These are some of the most interesting things said in and around the world of our favourite sport throughout a year that gave us plenty of new memories.
“I want to forget about it already. I want to start from zero. Nobody can peak all the time and nobody can win all the time.”
Loh Kean Yew on starting 2022 as the reigning world champion.
“A lot of parents tell me they want to enrol their kids in badminton, it’s definitely a good game if you work hard and do well for yourself.”
Pusarla V. Sindhu after making the Forbes list for the highest-paid female athletes of 2021.
“I was crying for more than one hour after the loss.”
“People thought I was too tall and lanky to become a good men’s singles player. I was young and other people’s opinions did get under my skin a bit.”
Viktor Axelsen reveals his mental state as a youngster.
“My passion for badminton and love for the sport will always be there.”
Li Yin Hui after retiring to focus on treatment for her heart problem.
“It was a final but at the same time a nightmare because it’s strange to fight against my brother.”
“We need to play (a) sport, not because you will get a career like mine, but because sports teach you about losing.”
Pullela Gopichand on life lessons sports dish out, including facing failures.
“I wasn’t afraid to challenge people older or better than me. I was not afraid to lose.”
Yeo Jia Min shares how she progressed through the ranks as a youngster in Singapore.
“I just went blank. I’ve dreamed of this moment since I was nine.”
“Badminton has defined most of what I am today. It has shaped me, taught me, grounded me and shown me what dreaming big can do.”
Ajay Jayaram’s retirement post on his social media accounts.
“Gender does not define us. We have to be persistent, not lower our heads, must believe who we are and move forward for what we want.”
Pan Am Certified umpire Irma Villalpando’s strong message to women.
“Badminton is a big family and all the Ukrainian players received a lot of help. It’s amazing and I’m happy to be part of such a big family.”
Maria Ulitina on how fellow shuttlers helped soften the blow of the war back home in Ukraine.
“We had to travel for hours to find a court so my father constructed an indoor one on our land. If it wasn’t for him, I wouldn’t be here now.”
“The boys told me girls couldn’t beat guys. I persevered and eventually beat them all. They all quit then I had no one to play with but my coach.”

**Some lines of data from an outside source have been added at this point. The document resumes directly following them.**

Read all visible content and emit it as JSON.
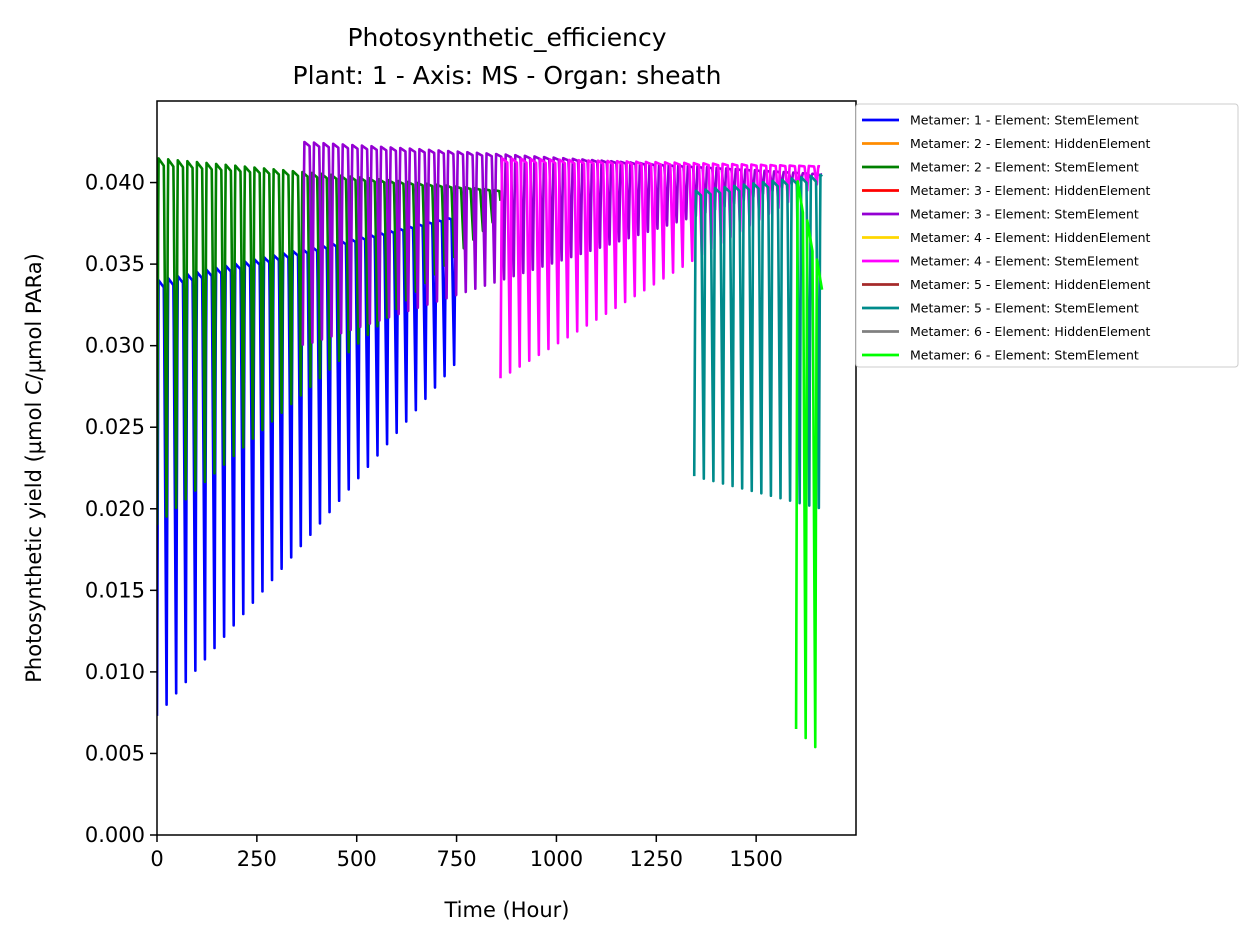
{
  "chart_data": {
    "type": "line",
    "title": "Photosynthetic_efficiency",
    "subtitle": "Plant: 1 - Axis: MS - Organ: sheath",
    "xlabel": "Time (Hour)",
    "ylabel": "Photosynthetic yield (µmol C/µmol PARa)",
    "xlim": [
      0,
      1750
    ],
    "ylim": [
      0,
      0.045
    ],
    "x_ticks": [
      0,
      250,
      500,
      750,
      1000,
      1250,
      1500
    ],
    "y_ticks": [
      0.0,
      0.005,
      0.01,
      0.015,
      0.02,
      0.025,
      0.03,
      0.035,
      0.04
    ],
    "x_tick_labels": [
      "0",
      "250",
      "500",
      "750",
      "1000",
      "1250",
      "1500"
    ],
    "y_tick_labels": [
      "0.000",
      "0.005",
      "0.010",
      "0.015",
      "0.020",
      "0.025",
      "0.030",
      "0.035",
      "0.040"
    ],
    "grid": false,
    "legend_position": "outside-right",
    "legend": [
      {
        "label": "Metamer: 1 - Element: StemElement",
        "color": "#0000ff"
      },
      {
        "label": "Metamer: 2 - Element: HiddenElement",
        "color": "#ff8c00"
      },
      {
        "label": "Metamer: 2 - Element: StemElement",
        "color": "#008000"
      },
      {
        "label": "Metamer: 3 - Element: HiddenElement",
        "color": "#ff0000"
      },
      {
        "label": "Metamer: 3 - Element: StemElement",
        "color": "#9400d3"
      },
      {
        "label": "Metamer: 4 - Element: HiddenElement",
        "color": "#ffd700"
      },
      {
        "label": "Metamer: 4 - Element: StemElement",
        "color": "#ff00ff"
      },
      {
        "label": "Metamer: 5 - Element: HiddenElement",
        "color": "#a52a2a"
      },
      {
        "label": "Metamer: 5 - Element: StemElement",
        "color": "#008b8b"
      },
      {
        "label": "Metamer: 6 - Element: HiddenElement",
        "color": "#808080"
      },
      {
        "label": "Metamer: 6 - Element: StemElement",
        "color": "#00ff00"
      }
    ],
    "series": [
      {
        "name": "Metamer: 1 - Element: StemElement",
        "color": "#0000ff",
        "cycle_hours": 24,
        "start_x": 0,
        "end_x": 750,
        "peak": [
          0.034,
          0.038
        ],
        "trough": [
          0.0073,
          0.029
        ]
      },
      {
        "name": "Metamer: 2 - Element: StemElement",
        "color": "#008000",
        "cycle_hours": 24,
        "start_x": 0,
        "end_x": 860,
        "peak": [
          0.0415,
          0.0395
        ],
        "trough": [
          0.019,
          0.038
        ]
      },
      {
        "name": "Metamer: 3 - Element: StemElement",
        "color": "#9400d3",
        "cycle_hours": 24,
        "start_x": 365,
        "end_x": 1665,
        "peak": [
          0.0425,
          0.0405
        ],
        "trough": [
          0.03,
          0.0405
        ]
      },
      {
        "name": "Metamer: 4 - Element: StemElement",
        "color": "#ff00ff",
        "cycle_hours": 24,
        "start_x": 860,
        "end_x": 1660,
        "peak": [
          0.0415,
          0.041
        ],
        "trough": [
          0.028,
          0.04
        ]
      },
      {
        "name": "Metamer: 5 - Element: StemElement",
        "color": "#008b8b",
        "cycle_hours": 24,
        "start_x": 1345,
        "end_x": 1665,
        "peak": [
          0.0395,
          0.0405
        ],
        "trough": [
          0.022,
          0.02
        ]
      },
      {
        "name": "Metamer: 6 - Element: StemElement",
        "color": "#00ff00",
        "cycle_hours": 24,
        "start_x": 1600,
        "end_x": 1665,
        "peak": [
          0.0405,
          0.034
        ],
        "trough": [
          0.0065,
          0.005
        ]
      }
    ]
  }
}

Former Canadian Olympian Milaine Cloutier remembers her early badminton journey.
“Besides studies, I also wanted her to be good in music and dancing. But she could not detach herself from badminton.”
The father of teenage Nepalese shuttler Rasila Maharjan about her obsession with the sport.
“Eugene is my service dog and best friend.”
“Badminton is like chess. You need to read the game and your opponent. It’s not like a 100m race where you just focus on yourself and run.”
New Zealand’s Wojtek Czyz, a multiple Paralympic medallist in track and field.
“It was a huge rush meeting deaf people from all over, knowing I wasn’t the only deaf person playing badminton.”
Judy Yang on competing at her first international tournament, representing USA at the Deaflympics in Brazil.
“Nothing impossible once you are on a badminton court. Anything can be achieved.”
“When the team got announced, we created a Whatsapp group titled ‘It’s Coming Home’. So yes, we always thought we were capable, we only had to be consistent.”
Captain Kidambi Srikanth after India won the Thomas Cup for the very first time.
“We were equals figuring out our Olympic journey. Ours is a special bond we will share for a lifetime.”
“No matter how my status changes, I will always be committed to the development and promotion of badminton.”
New BWF Hall of Famer Zhao Yunlei confirms she is not finished in the sport just yet.
“I’m still Syrian, and also Dutch. I’ve got used to living here and it’s given me a lot of stability in life.”
Tokyo 2020 refugee team member Aram Mahmoud on being granted citizenship in the Netherlands.